The BCRA information also reveals that, of this total of deposits in dollars, the majority (US$27,185 million) are deposited in savings bankswhich do not accrue any interest. At zero rate, they are dollars that lose value when considering that the North American currency also depreciates due to inflation in the United States, which is around 3% annually.

The other US$7.9 billion are deposited at fixed term, that does yield interest. Official data show that, on average, fixed terms in dollars pay 2.21% annual interest, mainly those that are deposited for more than 60 days (2.67% annually).

There was a marked growth in the remuneration that banks offer their clients for balances in US currency: at the beginning of the year it was only 0.42% annually. Banco Nación, in one year, pays 5% annually. As a comparison, a North American Treasury bond has a yield of 4% per year.

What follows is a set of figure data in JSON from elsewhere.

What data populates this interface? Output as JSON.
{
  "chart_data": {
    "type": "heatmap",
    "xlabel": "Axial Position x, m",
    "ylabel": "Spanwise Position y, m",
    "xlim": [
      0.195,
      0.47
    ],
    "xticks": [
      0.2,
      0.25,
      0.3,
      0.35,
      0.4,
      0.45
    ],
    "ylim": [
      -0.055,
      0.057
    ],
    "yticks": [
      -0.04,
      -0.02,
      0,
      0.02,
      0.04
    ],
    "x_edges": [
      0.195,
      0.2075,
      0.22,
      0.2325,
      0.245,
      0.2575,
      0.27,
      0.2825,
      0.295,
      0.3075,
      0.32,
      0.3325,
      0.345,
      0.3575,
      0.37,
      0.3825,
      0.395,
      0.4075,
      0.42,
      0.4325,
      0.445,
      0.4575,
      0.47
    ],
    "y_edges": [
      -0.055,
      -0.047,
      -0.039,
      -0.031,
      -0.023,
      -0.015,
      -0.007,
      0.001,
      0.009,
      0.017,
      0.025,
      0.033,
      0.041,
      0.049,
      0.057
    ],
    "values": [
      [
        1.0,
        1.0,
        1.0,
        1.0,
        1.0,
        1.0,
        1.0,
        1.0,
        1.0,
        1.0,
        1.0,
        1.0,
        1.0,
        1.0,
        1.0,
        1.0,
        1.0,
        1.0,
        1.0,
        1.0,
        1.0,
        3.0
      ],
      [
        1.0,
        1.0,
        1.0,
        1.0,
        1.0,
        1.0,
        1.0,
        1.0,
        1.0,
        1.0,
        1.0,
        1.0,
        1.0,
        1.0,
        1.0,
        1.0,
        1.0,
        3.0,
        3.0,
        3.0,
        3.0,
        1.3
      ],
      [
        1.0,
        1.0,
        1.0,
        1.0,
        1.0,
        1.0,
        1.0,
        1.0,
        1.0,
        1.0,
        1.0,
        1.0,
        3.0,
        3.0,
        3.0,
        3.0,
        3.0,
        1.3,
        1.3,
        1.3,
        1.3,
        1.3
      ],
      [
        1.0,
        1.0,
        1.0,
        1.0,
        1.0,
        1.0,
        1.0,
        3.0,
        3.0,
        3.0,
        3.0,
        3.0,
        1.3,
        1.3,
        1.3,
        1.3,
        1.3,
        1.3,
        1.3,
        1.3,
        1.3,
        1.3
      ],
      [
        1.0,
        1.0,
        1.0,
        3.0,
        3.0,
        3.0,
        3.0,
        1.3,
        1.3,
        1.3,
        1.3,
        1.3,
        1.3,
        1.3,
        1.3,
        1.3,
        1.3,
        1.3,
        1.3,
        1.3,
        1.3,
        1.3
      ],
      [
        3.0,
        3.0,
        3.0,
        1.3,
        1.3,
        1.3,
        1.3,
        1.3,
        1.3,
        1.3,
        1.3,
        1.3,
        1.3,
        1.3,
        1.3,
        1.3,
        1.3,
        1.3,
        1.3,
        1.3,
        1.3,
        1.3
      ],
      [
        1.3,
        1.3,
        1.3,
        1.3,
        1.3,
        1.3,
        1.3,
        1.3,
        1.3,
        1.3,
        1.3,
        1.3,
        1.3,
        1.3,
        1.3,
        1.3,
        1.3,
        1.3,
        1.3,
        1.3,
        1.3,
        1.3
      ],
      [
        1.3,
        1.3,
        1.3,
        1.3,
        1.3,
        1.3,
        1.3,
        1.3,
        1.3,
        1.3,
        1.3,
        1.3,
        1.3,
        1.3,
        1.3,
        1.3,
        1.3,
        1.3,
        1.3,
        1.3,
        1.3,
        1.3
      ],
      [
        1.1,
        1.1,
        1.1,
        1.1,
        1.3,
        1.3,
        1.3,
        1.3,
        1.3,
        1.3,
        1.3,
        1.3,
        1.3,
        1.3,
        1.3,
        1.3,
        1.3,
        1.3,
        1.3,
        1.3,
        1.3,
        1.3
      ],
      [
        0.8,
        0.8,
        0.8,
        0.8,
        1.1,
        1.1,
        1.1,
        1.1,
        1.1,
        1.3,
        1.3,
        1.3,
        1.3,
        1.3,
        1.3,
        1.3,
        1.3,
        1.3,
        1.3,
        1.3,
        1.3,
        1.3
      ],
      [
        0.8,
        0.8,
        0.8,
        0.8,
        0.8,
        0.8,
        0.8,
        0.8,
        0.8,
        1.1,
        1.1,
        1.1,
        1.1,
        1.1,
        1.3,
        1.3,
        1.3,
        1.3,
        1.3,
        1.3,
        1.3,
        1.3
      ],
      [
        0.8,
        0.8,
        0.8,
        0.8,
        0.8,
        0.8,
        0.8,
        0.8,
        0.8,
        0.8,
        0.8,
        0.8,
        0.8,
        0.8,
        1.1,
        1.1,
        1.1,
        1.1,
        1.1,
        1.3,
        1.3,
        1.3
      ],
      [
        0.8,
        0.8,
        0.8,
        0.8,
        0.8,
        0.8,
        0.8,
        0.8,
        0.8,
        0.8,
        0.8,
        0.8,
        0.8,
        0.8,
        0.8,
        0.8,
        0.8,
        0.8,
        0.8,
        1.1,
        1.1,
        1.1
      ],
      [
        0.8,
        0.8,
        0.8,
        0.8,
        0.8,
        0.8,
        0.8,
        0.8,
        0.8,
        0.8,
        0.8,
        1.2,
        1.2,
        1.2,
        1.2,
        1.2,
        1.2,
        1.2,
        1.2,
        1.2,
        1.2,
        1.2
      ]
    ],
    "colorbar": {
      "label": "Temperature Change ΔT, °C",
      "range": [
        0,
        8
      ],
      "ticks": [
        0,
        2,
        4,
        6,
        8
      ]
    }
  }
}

In a broader zoom, the amount of dollar deposits in the banking system began to grow strongly since mid-April. The key fact was the end of the exchange rate for peoplewho since that month began a process of dollarization of savings very pronounced during the pre-election period.

The purchase of dollar bills was so marked that the BCRA described it as “unprecedented.” For individuals, between April and the end of September purchases were more than US$24 billion. About half of that demand was then sold in the MEP dollar market to make “financial currency”, a mechanism that allowed companies to bypass exchange restrictions.

This dollarization process advanced at a faster pace than the number of dollar deposits. Macroview, the consultancy Carlos Melconianestimates that Only half of the foreign currency that savers bought remained within the system.

From one of the main commercial banks they assured that an additional explanation for the increase in dollar deposits is that there are clients who prefer to have their currencies in the bank to make some payments in foreign currency, such as car or tourism purchases. “Certain sectors began to receive part of their collection in dollars, which also led to more deposits in the system,” they explained from one entity.

The proportion of dollar deposits compared to the total in banks is almost 35% and remains at the highest levels since the change of Government. The Minister of Economy Luis Caputo He risked, days before the elections, that this situation would begin to reverse after the elections to the extent that people or companies sell dollars to obtain pesos and face the last expenses of the year.

He even mentioned that according to history in the Argentine economy, when the level of dollarization of deposits reaches a level like the current one, the Subsequent dedollarization can cause the exchange rate to fall between 10 and 20 percent.